Atom bank announces today at Sibos in London that the mobile-only bank will be shifting from third-party data centres to Google Cloud in order to keep pace with digitally savvy customers and offer new services.
Ahead of this news, Finextra spoke to Atom bank Chief Technology Officer Rana Bhattacharya about how ready UK regulators are ready to accept cloud-based banks, the limits of on-premise technology and the future of cloud.
Bhattacharya highlights that at the time that Atom bank launched in April 2016, regulators had not published a clear position in regard to cloud hosting of banking software, so they were encouraged to establish their institution on a data centre model.

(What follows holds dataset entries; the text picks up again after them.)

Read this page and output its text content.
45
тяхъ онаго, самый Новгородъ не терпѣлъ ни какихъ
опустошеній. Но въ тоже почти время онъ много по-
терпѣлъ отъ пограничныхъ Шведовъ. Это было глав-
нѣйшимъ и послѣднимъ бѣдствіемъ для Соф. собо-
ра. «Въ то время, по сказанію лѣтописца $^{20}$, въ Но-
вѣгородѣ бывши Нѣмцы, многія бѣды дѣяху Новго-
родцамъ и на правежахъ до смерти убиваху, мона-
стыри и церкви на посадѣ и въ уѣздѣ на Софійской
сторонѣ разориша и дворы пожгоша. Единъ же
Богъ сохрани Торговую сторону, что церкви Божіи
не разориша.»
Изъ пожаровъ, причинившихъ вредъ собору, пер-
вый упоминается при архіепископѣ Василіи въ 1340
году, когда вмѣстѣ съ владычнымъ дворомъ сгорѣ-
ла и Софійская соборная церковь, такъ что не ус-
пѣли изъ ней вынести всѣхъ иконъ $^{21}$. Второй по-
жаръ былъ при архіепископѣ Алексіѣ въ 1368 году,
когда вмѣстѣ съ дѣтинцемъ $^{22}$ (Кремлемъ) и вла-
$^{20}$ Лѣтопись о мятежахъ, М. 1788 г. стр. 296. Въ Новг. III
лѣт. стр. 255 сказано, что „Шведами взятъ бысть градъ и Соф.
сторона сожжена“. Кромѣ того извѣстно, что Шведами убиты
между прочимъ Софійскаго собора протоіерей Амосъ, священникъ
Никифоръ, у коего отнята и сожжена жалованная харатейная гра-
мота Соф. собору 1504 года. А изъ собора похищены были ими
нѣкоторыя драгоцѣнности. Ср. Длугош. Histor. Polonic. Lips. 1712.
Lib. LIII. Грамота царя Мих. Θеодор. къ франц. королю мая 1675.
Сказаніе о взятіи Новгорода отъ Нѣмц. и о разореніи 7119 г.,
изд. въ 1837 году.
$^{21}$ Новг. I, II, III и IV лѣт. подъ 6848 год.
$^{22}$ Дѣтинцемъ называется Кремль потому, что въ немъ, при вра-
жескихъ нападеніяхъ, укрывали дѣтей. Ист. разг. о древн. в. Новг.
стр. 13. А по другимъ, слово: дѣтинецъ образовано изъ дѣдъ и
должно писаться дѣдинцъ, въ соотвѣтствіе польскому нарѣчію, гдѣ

“As we progressed, that bank gave us the balance sheet view that we wanted, but we couldn’t become the bank we wanted to be using that model, because we could not create new products and services rapidly, inhibiting the change we want to introduce.
“When regulators addressed cloud, it became imperative to embrace the opportunity and start the journey to effectively build a bank in the cloud. However, it is not only about migrating our data to the cloud, it is about rearchitecting the bank to be used successfully in the cloud,” Bhattacharya says.
Why Google? Bhattacharya explains that when searching for a cloud partner that Atom could have “an enterprise-enterprise dialogue” with, Google stood out because of their big data, artificial intelligence and machine learning capabilities which allowed the bank to ensure that leveraging data became the bedrock of their business.
He adds that “the level of resilience and security you get from working with the likes of Google, you cannot build yourself. That will make a dramatic difference to our customers as we switch on this capability in the next few months.”
Google has been an ally to Atom bank and has offered collaboration opportunities such as hackathons; the cloud provider has also supported to train bank employees.
Bhattacharya concludes by saying that “As banking evolves to become more interconnected, banks will no longer just be banks because they will be partnering with other providers outside of your core industry to create value: SME business is one of these areas.”
Atom bank was awarded a grant of £10 million to boost lending to SMEs earlier this year and will use an additional £15 million of their own money to further develop business banking by March 2024.